Финляндия: государство из царской пробирки — страница 20 из 43

.

Надо сказать, что идея сочинить для финнов свой эпос была высказана ещё в 1817 году в одной из статей Карла Акселя Готлунда:

«…если бы только нашлось желание собрать вместе наши древние народные песни и создать из них стройное целое — будет ли это эпос, драма или нечто другое, мы имели бы нового Гомера, Оссиана или “Песнь о Нибелунгах”, и финская нация, через это прославившись, с блеском и достоинством проявила бы свою самобытность»[365].

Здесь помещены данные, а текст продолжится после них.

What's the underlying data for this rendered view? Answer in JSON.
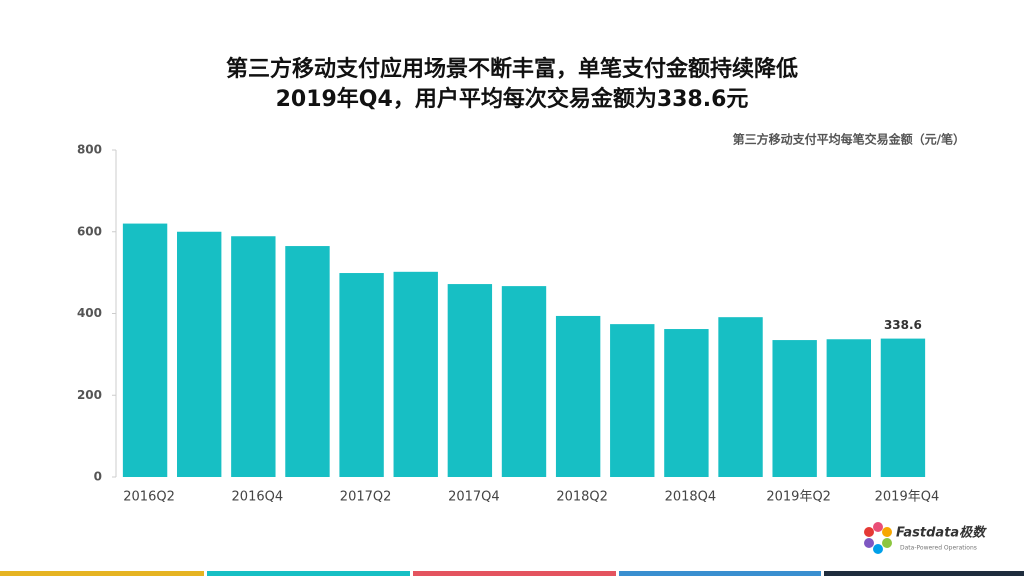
{
  "chart_data": {
    "type": "bar",
    "title": "第三方移动支付应用场景不断丰富，单笔支付金额持续降低",
    "subtitle": "2019年Q4，用户平均每次交易金额为338.6元",
    "y_label": "第三方移动支付平均每笔交易金额（元/笔）",
    "categories": [
      "2016Q2",
      null,
      "2016Q4",
      null,
      "2017Q2",
      null,
      "2017Q4",
      null,
      "2018Q2",
      null,
      "2018Q4",
      null,
      "2019年Q2",
      null,
      "2019年Q4"
    ],
    "values": [
      620,
      600,
      589,
      565,
      499,
      502,
      472,
      467,
      394,
      374,
      362,
      391,
      335,
      337,
      338.6
    ],
    "value_labels": [
      null,
      null,
      null,
      null,
      null,
      null,
      null,
      null,
      null,
      null,
      null,
      null,
      null,
      null,
      "338.6"
    ],
    "color": "#17bfc4",
    "ylim": [
      0,
      800
    ],
    "yticks": [
      0,
      200,
      400,
      600,
      800
    ],
    "grid": false
  },
  "logo": {
    "name": "Fastdata极数",
    "tagline": "Data-Powered Operations"
  }
}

Итак, вопреки расхожему представлению, у «финского народного эпоса» (кстати, само его название — «Калевала» — также придумано Лёнротом) имеется свой автор:

«Таким образом, изданное Лёнротом “Калевала” не есть полное и точное воспроизведение того, что воспевалось народными певцами. В данном случае он последовал примеру самих же народных певцов. Подобно тому, как они сводили материал из разных рун, Лёнрот, — превосходивший всех финских певцов по числу известных ему рун и вариантов, — признал себя вправе слить в одно целое главнейшие части собранного им материала. Лёнрот делал в песнях некоторые изменения, сопоставления и добавления. Иногда он отбрасывал одни подробности и прибавлял другие, изменял даже имена героев и героинь, присоединял к песням вставки из баллад и других песен, не принадлежавших к циклу эпических песен Калевалы; случалось, он включал связующие звенья из стихов, заимствованных из всевозможных народных песен»[366].

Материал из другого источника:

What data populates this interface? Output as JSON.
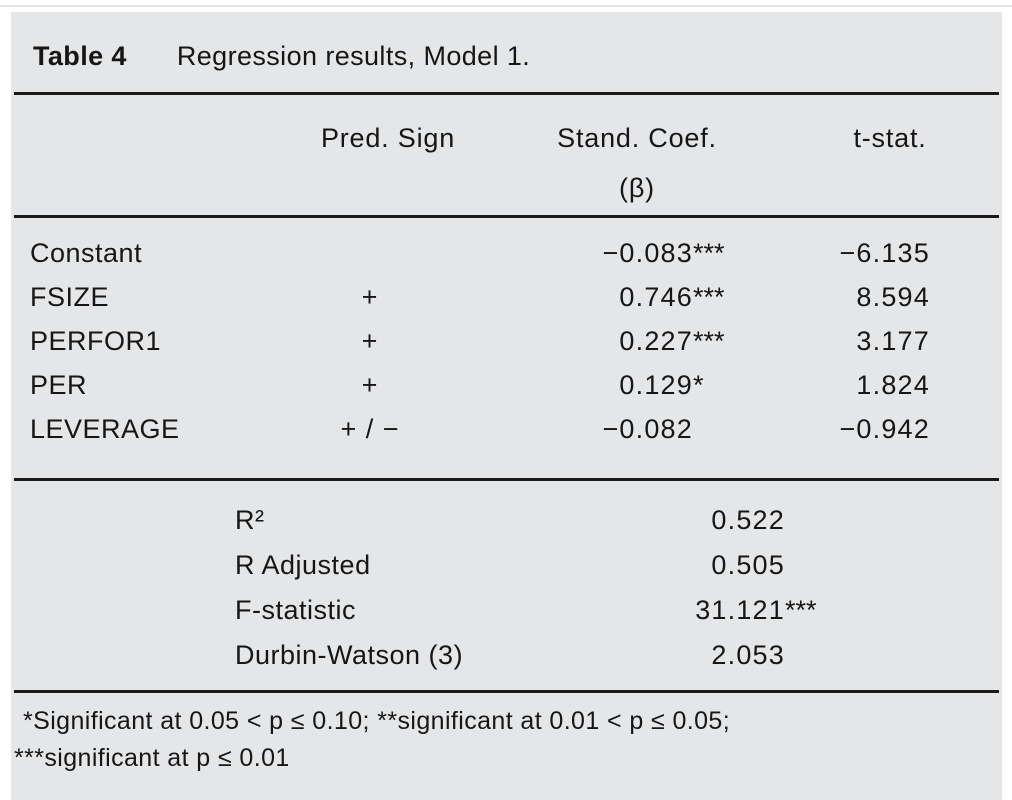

Интересно отметить, что современное финское литературоведение также считает «Калевалу» авторским произведением:

«Поэтическая одарённость Лёнрота проявилась в создании общей композиции, а отчасти в непосредственном личном творчестве — сочинении сюжетных связок и даже отдельных рун. Так, лирическая руна о плаче берёзы сочинена Лёнротом (фольклорная её основа минимальна).

Вопрос о соотношении авторского и фольклорного начал в “Калевале” рассматривался в финской науке по-разному; если в XIX в. “Калевалу” ещё часто отождествляли с фольклором, то впоследствии “Калевалу” стали считать авторским произведением Лёнрота»[367].

Работа была проделана не зря: «После выхода “Калевалы” в Финляндии стали восторженно говорить, что и у финнов есть своё культурное прошлое, своя история. “Калевалу” образно называли “входным билетом”, по которому прежде малоизвестный народ вошёл в число культурных наций»[368]. Недаром в 1847 году коллеги Лёнрота по националистическому движению опубликовали на него дружескую карикатуру, подпись к которой гласила: «Один человек устроил все наши дела своей беготнёй»[369]. В начале 1830-х годов Лёнрот основал «Финское литературное общество». Сторонники этого движения получили название «финноманов». Их кредо сформулировал приват-доцент Гельсингфорского университета Адольф Ивар Арвидсон: «Мы не шведы, русскими мы не желаем быть, а потому будем финнами»[370]. Признанным лидером финноманов вскоре стал Иоган Вильгельм Снельман, бывший директор гимназии. В 1846 году для пропаганды идей финского национального возрождения Снельман вместе с Лёнротом начинают издавать журнал «Litteraturbladet» («Литературный листок»)[371].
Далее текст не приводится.